In the weeks that followed, a conversation about doping in football has started, feebly. The Sunday Times Insight team broke a story claiming an unnamed Leicester City player was among a group of athletes in Britain had been given performance enhancing drugs prescribed by Dr. Mark Bonar. Leicester denied this allegation, as did all the Premier League clubs mentioned in the report.
This is a story about struggling to enjoy what Leicester have done, because what Leicester have done makes no sense.
6 February 2016
I felt an unexpected tilt in my emotions while watching the top of the Premier League clash this afternoon --- from hope to disbelief to outright skepticism. I like Cinderella and I don't fancy City, but it was difficult to parse.
On 6 February 2016, a team with Robert Huth and Danny Drinkwater beat one of the richest football teams ever assembled with ease on their own patch to go six points clear in the world's richest sports league.
— Leicester City (@LCFC) February 6, 2016
The overriding lesson of the evolution of the Premier League is that only teams with the economic might of medium-sized Latin American economies have a chance to contend for the title. The overriding lesson of sportspectating over the last 25 years is that when something is too good to be true, it usually is. And in this tug of war, I get conflicted about Leicester City.
In football terms, the underdog is a mostly bygone notion kept alive by 5Live 'Magic of the Cup' packages. The era where a Nottingham Forest could win Division 1 in their first year promoted is long gone. The victories for the little guy tend to be fleeting. Wigan winning the FA Cup in 2013 is about as revolutionary as English football gets. Exeter drawing with injury-ravaged Liverpool is about the most you can hope for.

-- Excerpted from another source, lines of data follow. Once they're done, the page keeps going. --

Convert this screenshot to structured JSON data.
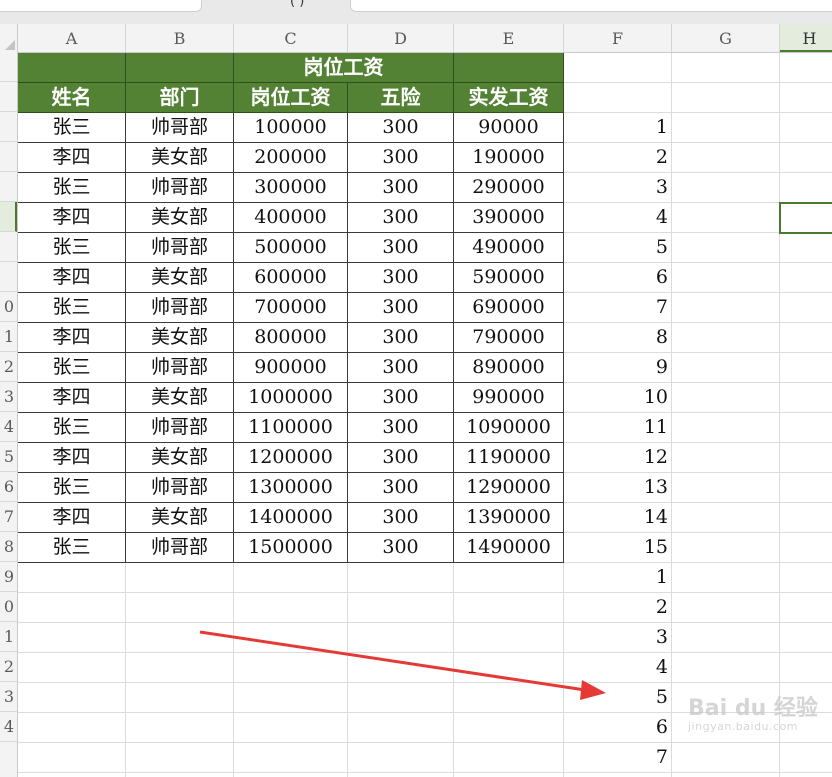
{
  "top_tab_text": "( )",
  "columns": [
    "A",
    "B",
    "C",
    "D",
    "E",
    "F",
    "G",
    "H"
  ],
  "rows": [
    "",
    "",
    "",
    "",
    "",
    "",
    "",
    "",
    "0",
    "1",
    "2",
    "3",
    "4",
    "5",
    "6",
    "7",
    "8",
    "9",
    "0",
    "1",
    "2",
    "3",
    "4"
  ],
  "table": {
    "merged_header": "岗位工资",
    "headers": [
      "姓名",
      "部门",
      "岗位工资",
      "五险",
      "实发工资"
    ],
    "records": [
      [
        "张三",
        "帅哥部",
        "100000",
        "300",
        "90000"
      ],
      [
        "李四",
        "美女部",
        "200000",
        "300",
        "190000"
      ],
      [
        "张三",
        "帅哥部",
        "300000",
        "300",
        "290000"
      ],
      [
        "李四",
        "美女部",
        "400000",
        "300",
        "390000"
      ],
      [
        "张三",
        "帅哥部",
        "500000",
        "300",
        "490000"
      ],
      [
        "李四",
        "美女部",
        "600000",
        "300",
        "590000"
      ],
      [
        "张三",
        "帅哥部",
        "700000",
        "300",
        "690000"
      ],
      [
        "李四",
        "美女部",
        "800000",
        "300",
        "790000"
      ],
      [
        "张三",
        "帅哥部",
        "900000",
        "300",
        "890000"
      ],
      [
        "李四",
        "美女部",
        "1000000",
        "300",
        "990000"
      ],
      [
        "张三",
        "帅哥部",
        "1100000",
        "300",
        "1090000"
      ],
      [
        "李四",
        "美女部",
        "1200000",
        "300",
        "1190000"
      ],
      [
        "张三",
        "帅哥部",
        "1300000",
        "300",
        "1290000"
      ],
      [
        "李四",
        "美女部",
        "1400000",
        "300",
        "1390000"
      ],
      [
        "张三",
        "帅哥部",
        "1500000",
        "300",
        "1490000"
      ]
    ]
  },
  "column_f_numbers": [
    "1",
    "2",
    "3",
    "4",
    "5",
    "6",
    "7",
    "8",
    "9",
    "10",
    "11",
    "12",
    "13",
    "14",
    "15",
    "1",
    "2",
    "3",
    "4",
    "5",
    "6",
    "7"
  ],
  "watermark": {
    "logo": "Bai du 经验",
    "url": "jingyan.baidu.com"
  },
  "colors": {
    "header_fill": "#548235",
    "selection": "#4a7a2f",
    "arrow": "#e53935"
  }
}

But after a blip around Christmas, Leicester have regained form and must now surely be Premier League favourites. A team managed by a man who had become a punchline about a football manager who gets sacked once a year. A team whose main striker played non-league football four years ago. A team whose best player was signed from Ligue 2 for less than a million euro. A team whose defensive foundations are built around Robert Huth and Wes Morgan.
It is the most incredible story of post-'92 English football. It feels, they all say, like a Hollywood movie. And there's something so likeable about Ranieri in his Puma hat in the rain, about the tireless work that Okazaki does, about the lithe Wes Morgan shutting down uberrich brats like Raheem Sterling. Even casino racist Jamie Vardy seems sorta heroic. I watched Leicester incredibly stave off relegation last season under Pearson and found their team spirit admirable. But it seemed like staving off relegation would always be the sum of their ambitions. Nine months later - the time it takes a sperm and an egg to become a life - they are atop the Premier League.

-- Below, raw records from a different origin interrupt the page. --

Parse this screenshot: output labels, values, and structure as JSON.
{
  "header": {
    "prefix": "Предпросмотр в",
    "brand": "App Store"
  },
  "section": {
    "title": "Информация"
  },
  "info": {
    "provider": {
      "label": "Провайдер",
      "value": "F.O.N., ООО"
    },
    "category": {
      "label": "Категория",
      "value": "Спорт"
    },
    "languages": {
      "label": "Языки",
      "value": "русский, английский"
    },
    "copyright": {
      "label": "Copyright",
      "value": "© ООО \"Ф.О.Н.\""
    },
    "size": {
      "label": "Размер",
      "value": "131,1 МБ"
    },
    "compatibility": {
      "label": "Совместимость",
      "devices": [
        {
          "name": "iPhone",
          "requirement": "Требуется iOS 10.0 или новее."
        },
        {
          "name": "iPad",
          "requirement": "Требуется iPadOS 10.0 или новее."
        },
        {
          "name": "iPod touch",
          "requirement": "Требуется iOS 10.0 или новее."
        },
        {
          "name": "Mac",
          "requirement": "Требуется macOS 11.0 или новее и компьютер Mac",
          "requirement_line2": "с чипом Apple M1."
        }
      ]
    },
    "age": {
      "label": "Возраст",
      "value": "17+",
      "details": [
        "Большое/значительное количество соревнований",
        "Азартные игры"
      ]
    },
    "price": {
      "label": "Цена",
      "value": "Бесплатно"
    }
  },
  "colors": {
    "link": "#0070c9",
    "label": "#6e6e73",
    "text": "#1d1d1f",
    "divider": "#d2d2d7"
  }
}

I should be giddy but I'm not. Of course, Leicester could not be doping: a look across their backline would confirm that. But one of the legacies of systematic doping in cycling and athletics is that it has killed romance in all other sports. I have acquired this voice in my head that sounds eerily like Paul Kimmage who talks to me any time I watch NFL or running or cycling. 'Something's wrong here,' it says. I was in America in 1998 when Mark McGwire and Sammy Sosa chased Roger Maris's home run record. How hopelessly naive it all seems now.
So I'd like to sarcastically thank all of the dopers who've ruined this great Leicester City run for me.
Because there may never be another Leiceser City.